The Digital Skills Landscape in Sub-Saharan Africa

According to Huawei, the pandemic has spurred digital adoption across Africa. This increases the demand for more digital skills and talent. According to a World Bank, study on Digital Skills in Sub-Saharan Africa, over 230-million jobs in sub-Saharan Africa will require digital skills by 2030.

More than 15 000 students from over 200 universities and colleges in Sub-Saharan Africa participated in the 2021-2022 Huawei ICT Competition. From the 48 competing teams, Nigerian and Kenyan teams won first prize in the regional final. Teams from Uganda, Ghana, Nigeria, and Tanzania claimed the second prize.

“Huawei’s ICT Competition has provided students like me with a network of industry trainers, instructors, and learning tools, allowing us to obtain a competitive advantage and engage with other students on a global stage,” said Ashtone Onyango, a member of the winning Kenyan team. “This is crucial for students as it not only helps them enhance their abilities but also increases their job market competitiveness.”

Real African Solutions to African Problems

The South African team which reached the top ten of the 2021 Huawei Global Tech4Good Competition for designing an intrusion detection system that uses wireless and cloud technologies to curb rhino poaching was honoured with a Top Performance Prize.

“My proudest moment was learning that out of the 117 teams from around the world who participated in the Tech4Good challenge, we were part of the top 10 and the only team from the African continent,” said Siyabonga Shandu, who was part of the South Africa intrusion detection system team. “It goes to show we have the capacity and capabilities to create, innovate and build real African solutions to African problems.”

The Huawei ICT competition has grown into the biggest competition of its kind in Africa and across the globe, Huawei says.
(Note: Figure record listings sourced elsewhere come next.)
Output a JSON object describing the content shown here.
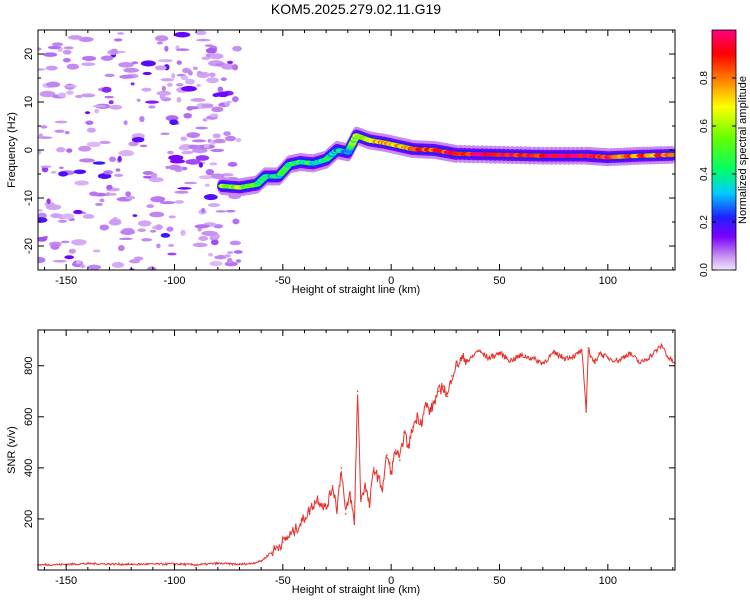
{
  "title": "KOM5.2025.279.02.11.G19",
  "colors": {
    "snr_line": "#e8302a",
    "axis": "#000000"
  },
  "chart_data": [
    {
      "type": "heatmap",
      "name": "spectrogram",
      "xlabel": "Height of straight line (km)",
      "ylabel": "Frequency (Hz)",
      "xlim": [
        -163,
        131
      ],
      "ylim": [
        -25,
        25
      ],
      "xticks": [
        -150,
        -100,
        -50,
        0,
        50,
        100
      ],
      "xtick_labels": [
        "-150",
        "-100",
        "-50",
        "0",
        "50",
        "100"
      ],
      "yticks": [
        -20,
        -10,
        0,
        10,
        20
      ],
      "ytick_labels": [
        "-20",
        "-10",
        "0",
        "10",
        "20"
      ],
      "colorbar": {
        "label": "Normalized spectral amplitude",
        "range": [
          0,
          1
        ],
        "ticks": [
          0.0,
          0.2,
          0.4,
          0.6,
          0.8
        ],
        "tick_labels": [
          "0.0",
          "0.2",
          "0.4",
          "0.6",
          "0.8"
        ]
      },
      "signal_track": {
        "description": "frequency of strongest spectral ridge vs height",
        "points": [
          {
            "x": -78,
            "y": -7.5
          },
          {
            "x": -70,
            "y": -7.8
          },
          {
            "x": -62,
            "y": -7.2
          },
          {
            "x": -58,
            "y": -5.5
          },
          {
            "x": -52,
            "y": -5.5
          },
          {
            "x": -47,
            "y": -3.0
          },
          {
            "x": -42,
            "y": -2.5
          },
          {
            "x": -36,
            "y": -2.8
          },
          {
            "x": -30,
            "y": -2.0
          },
          {
            "x": -25,
            "y": 0.0
          },
          {
            "x": -20,
            "y": -0.5
          },
          {
            "x": -16,
            "y": 3.0
          },
          {
            "x": -10,
            "y": 2.0
          },
          {
            "x": -3,
            "y": 1.5
          },
          {
            "x": 4,
            "y": 0.8
          },
          {
            "x": 10,
            "y": 0.2
          },
          {
            "x": 20,
            "y": 0.0
          },
          {
            "x": 30,
            "y": -0.8
          },
          {
            "x": 50,
            "y": -1.0
          },
          {
            "x": 70,
            "y": -1.2
          },
          {
            "x": 90,
            "y": -1.2
          },
          {
            "x": 100,
            "y": -1.5
          },
          {
            "x": 115,
            "y": -1.2
          },
          {
            "x": 131,
            "y": -1.0
          }
        ],
        "amplitude": [
          0.55,
          0.6,
          0.5,
          0.35,
          0.4,
          0.45,
          0.5,
          0.4,
          0.45,
          0.3,
          0.35,
          0.6,
          0.7,
          0.75,
          0.7,
          0.8,
          0.85,
          0.9,
          0.95,
          0.9,
          0.95,
          0.9,
          0.8,
          0.85
        ]
      },
      "noise_region_x": [
        -163,
        -70
      ]
    },
    {
      "type": "line",
      "name": "snr",
      "xlabel": "Height of straight line (km)",
      "ylabel": "SNR (v/v)",
      "xlim": [
        -163,
        131
      ],
      "ylim": [
        0,
        940
      ],
      "xticks": [
        -150,
        -100,
        -50,
        0,
        50,
        100
      ],
      "xtick_labels": [
        "-150",
        "-100",
        "-50",
        "0",
        "50",
        "100"
      ],
      "yticks": [
        200,
        400,
        600,
        800
      ],
      "ytick_labels": [
        "200",
        "400",
        "600",
        "800"
      ],
      "series": [
        {
          "name": "SNR",
          "x": [
            -163,
            -150,
            -140,
            -120,
            -100,
            -90,
            -80,
            -70,
            -65,
            -60,
            -55,
            -50,
            -45,
            -42,
            -38,
            -34,
            -30,
            -27,
            -25,
            -23,
            -21,
            -19,
            -17,
            -15.5,
            -14,
            -12,
            -10,
            -8,
            -6,
            -4,
            -2,
            0,
            2,
            4,
            6,
            8,
            10,
            12,
            14,
            16,
            18,
            20,
            22,
            24,
            26,
            28,
            30,
            33,
            36,
            40,
            45,
            50,
            55,
            60,
            65,
            70,
            75,
            80,
            85,
            88,
            90,
            91,
            92,
            94,
            96,
            100,
            105,
            110,
            115,
            120,
            125,
            128,
            131
          ],
          "values": [
            20,
            22,
            25,
            22,
            24,
            20,
            26,
            22,
            25,
            35,
            70,
            110,
            150,
            180,
            230,
            280,
            240,
            330,
            240,
            400,
            220,
            300,
            180,
            700,
            280,
            330,
            250,
            400,
            360,
            320,
            450,
            380,
            470,
            430,
            540,
            480,
            560,
            600,
            580,
            650,
            620,
            660,
            700,
            720,
            680,
            760,
            800,
            830,
            820,
            860,
            830,
            850,
            820,
            840,
            830,
            810,
            850,
            830,
            840,
            860,
            620,
            870,
            840,
            810,
            850,
            830,
            820,
            850,
            810,
            840,
            880,
            830,
            810
          ]
        }
      ]
    }
  ]
}
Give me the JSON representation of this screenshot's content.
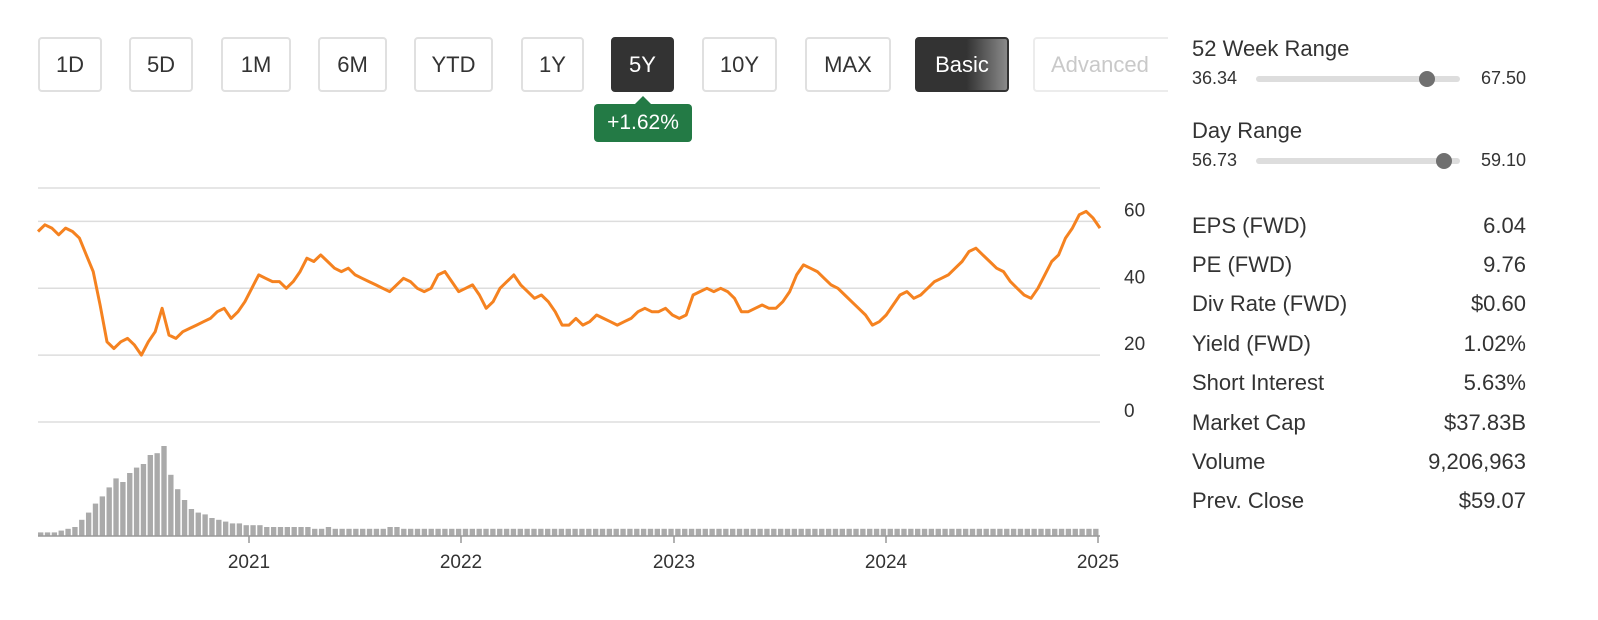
{
  "periods": [
    {
      "label": "1D",
      "active": false
    },
    {
      "label": "5D",
      "active": false
    },
    {
      "label": "1M",
      "active": false
    },
    {
      "label": "6M",
      "active": false
    },
    {
      "label": "YTD",
      "active": false
    },
    {
      "label": "1Y",
      "active": false
    },
    {
      "label": "5Y",
      "active": true
    },
    {
      "label": "10Y",
      "active": false
    },
    {
      "label": "MAX",
      "active": false
    }
  ],
  "mode": {
    "basic_label": "Basic",
    "advanced_label": "Advanced"
  },
  "change_badge": "+1.62%",
  "colors": {
    "price_line": "#f58220",
    "volume": "#aaaaaa",
    "gain_badge": "#237a45",
    "grid": "#dddddd"
  },
  "chart_data": {
    "type": "line",
    "x_tick_labels": [
      "2021",
      "2022",
      "2023",
      "2024",
      "2025"
    ],
    "y_tick_labels": [
      "60",
      "40",
      "20",
      "0"
    ],
    "ylim": [
      0,
      70
    ],
    "grid": true,
    "series": [
      {
        "values": [
          57,
          59,
          58,
          56,
          58,
          57,
          55,
          50,
          45,
          35,
          24,
          22,
          24,
          25,
          23,
          20,
          24,
          27,
          34,
          26,
          25,
          27,
          28,
          29,
          30,
          31,
          33,
          34,
          31,
          33,
          36,
          40,
          44,
          43,
          42,
          42,
          40,
          42,
          45,
          49,
          48,
          50,
          48,
          46,
          45,
          46,
          44,
          43,
          42,
          41,
          40,
          39,
          41,
          43,
          42,
          40,
          39,
          40,
          44,
          45,
          42,
          39,
          40,
          41,
          38,
          34,
          36,
          40,
          42,
          44,
          41,
          39,
          37,
          38,
          36,
          33,
          29,
          29,
          31,
          29,
          30,
          32,
          31,
          30,
          29,
          30,
          31,
          33,
          34,
          33,
          33,
          34,
          32,
          31,
          32,
          38,
          39,
          40,
          39,
          40,
          39,
          37,
          33,
          33,
          34,
          35,
          34,
          34,
          36,
          39,
          44,
          47,
          46,
          45,
          43,
          41,
          40,
          38,
          36,
          34,
          32,
          29,
          30,
          32,
          35,
          38,
          39,
          37,
          38,
          40,
          42,
          43,
          44,
          46,
          48,
          51,
          52,
          50,
          48,
          46,
          45,
          42,
          40,
          38,
          37,
          40,
          44,
          48,
          50,
          55,
          58,
          62,
          63,
          61,
          58
        ]
      }
    ],
    "volume": {
      "values": [
        2,
        2,
        2,
        3,
        4,
        5,
        9,
        13,
        18,
        22,
        27,
        32,
        30,
        35,
        38,
        40,
        45,
        46,
        50,
        34,
        26,
        20,
        15,
        13,
        12,
        10,
        9,
        8,
        7,
        7,
        6,
        6,
        6,
        5,
        5,
        5,
        5,
        5,
        5,
        5,
        4,
        4,
        5,
        4,
        4,
        4,
        4,
        4,
        4,
        4,
        4,
        5,
        5,
        4,
        4,
        4,
        4,
        4,
        4,
        4,
        4,
        4,
        4,
        4,
        4,
        4,
        4,
        4,
        4,
        4,
        4,
        4,
        4,
        4,
        4,
        4,
        4,
        4,
        4,
        4,
        4,
        4,
        4,
        4,
        4,
        4,
        4,
        4,
        4,
        4,
        4,
        4,
        4,
        4,
        4,
        4,
        4,
        4,
        4,
        4,
        4,
        4,
        4,
        4,
        4,
        4,
        4,
        4,
        4,
        4,
        4,
        4,
        4,
        4,
        4,
        4,
        4,
        4,
        4,
        4,
        4,
        4,
        4,
        4,
        4,
        4,
        4,
        4,
        4,
        4,
        4,
        4,
        4,
        4,
        4,
        4,
        4,
        4,
        4,
        4,
        4,
        4,
        4,
        4,
        4,
        4,
        4,
        4,
        4,
        4,
        4,
        4,
        4,
        4,
        4
      ]
    }
  },
  "stats": {
    "week52": {
      "title": "52 Week Range",
      "low": "36.34",
      "high": "67.50",
      "position": 0.84
    },
    "day": {
      "title": "Day Range",
      "low": "56.73",
      "high": "59.10",
      "position": 0.92
    },
    "rows": [
      {
        "label": "EPS (FWD)",
        "value": "6.04"
      },
      {
        "label": "PE (FWD)",
        "value": "9.76"
      },
      {
        "label": "Div Rate (FWD)",
        "value": "$0.60"
      },
      {
        "label": "Yield (FWD)",
        "value": "1.02%"
      },
      {
        "label": "Short Interest",
        "value": "5.63%"
      },
      {
        "label": "Market Cap",
        "value": "$37.83B"
      },
      {
        "label": "Volume",
        "value": "9,206,963"
      },
      {
        "label": "Prev. Close",
        "value": "$59.07"
      }
    ]
  }
}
It offers a global stage for students to showcase and practice their ICT knowledge and skills. Over the past 5 years, 80,000 university students from Africa registered for the competition, and more than 20 teams entered the global finals.

The LEAP programme will be rolled out based on the company’s investment in the region and will see more than 1,200 instructors facilitate 3,000 ICT courses.

It will also fund a number of facilities including training centres, hardware installation bases, innovation hubs, mirror labs, and ICT academies. Huawei currently has ICT academies at more than 300 universities and colleges in the region.

At the ceremony, Leo Chen also called for close collaboration between government, industry, and academia to create an ecosystem that everyone can contribute to and benefit from.